What this leaves us with is not the new playbook. The new playbook does not exist yet. Anyone selling it with confidence is selling something else.
What we have is a more precise version of the question: which environmental goods can be abstracted to the tolerances commodity markets require, and what institutional arrangements are capable of handling the ones that cannot. The answer is not obviously “no markets, ever.” The SO₂ precedent holds, compliance-market reforms in the EU ETS have produced measurable industrial emissions reductions, and the Article 6.4 architecture now emerging may address some of what the voluntary market’s design left unresolved. The work of determining where the threshold runs, which goods support the required abstractions, at what scale, under what verification architecture, is genuinely underway in peer-reviewed literature and in the legal and financial experimentation that is mostly not yet ready to be claimed as a framework.
People who have built careers in this space are doing that work. Others are applying the same analytical lens in water, biodiversity, and ecosystem services. The work is being done piece by piece, often in private, by people who are mostly too close to the previous framework’s failure to trust a new set of assumptions prematurely.
That is not a failure mode.
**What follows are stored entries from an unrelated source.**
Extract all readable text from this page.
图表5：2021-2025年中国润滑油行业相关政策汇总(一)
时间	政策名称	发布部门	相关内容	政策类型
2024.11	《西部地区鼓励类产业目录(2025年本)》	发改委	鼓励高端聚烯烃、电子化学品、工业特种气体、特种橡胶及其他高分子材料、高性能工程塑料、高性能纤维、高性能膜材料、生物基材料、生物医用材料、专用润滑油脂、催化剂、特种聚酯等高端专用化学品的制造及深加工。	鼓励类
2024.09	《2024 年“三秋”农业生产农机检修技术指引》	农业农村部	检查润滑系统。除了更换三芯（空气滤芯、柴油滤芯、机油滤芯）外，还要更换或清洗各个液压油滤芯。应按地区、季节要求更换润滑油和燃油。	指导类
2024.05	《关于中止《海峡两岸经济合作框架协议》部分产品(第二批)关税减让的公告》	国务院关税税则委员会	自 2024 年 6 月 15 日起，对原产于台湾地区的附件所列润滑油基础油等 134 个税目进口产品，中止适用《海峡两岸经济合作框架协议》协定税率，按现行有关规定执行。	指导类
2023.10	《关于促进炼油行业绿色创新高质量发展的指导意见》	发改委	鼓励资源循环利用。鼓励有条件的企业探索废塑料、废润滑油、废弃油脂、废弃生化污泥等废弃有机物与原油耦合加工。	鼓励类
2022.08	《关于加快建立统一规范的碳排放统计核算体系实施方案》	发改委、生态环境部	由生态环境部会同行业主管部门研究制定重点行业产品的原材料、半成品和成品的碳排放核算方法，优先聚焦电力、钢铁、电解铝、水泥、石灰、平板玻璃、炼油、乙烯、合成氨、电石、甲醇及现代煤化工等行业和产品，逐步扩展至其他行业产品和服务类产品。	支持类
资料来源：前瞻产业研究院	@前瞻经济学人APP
It is what serious work looks like in the period after the previous answer has stopped working and before the next one is ready. What is available, for now, is the discipline of articulating the failure precisely: naming the specific assumptions that didn’t hold, watching where those same assumptions are being carried into new domains, and refusing the temptation to replace one set of overconfident answers with another. The voluntary carbon markets couldn’t hold the analytical weight placed on them. The question of what can hold that weight, at scale, over time, across the range of ecological goods that need institutional stewardship, remains genuinely open, and the seriousness with which it is being engaged, slowly and carefully, in pieces, is the work that matters now.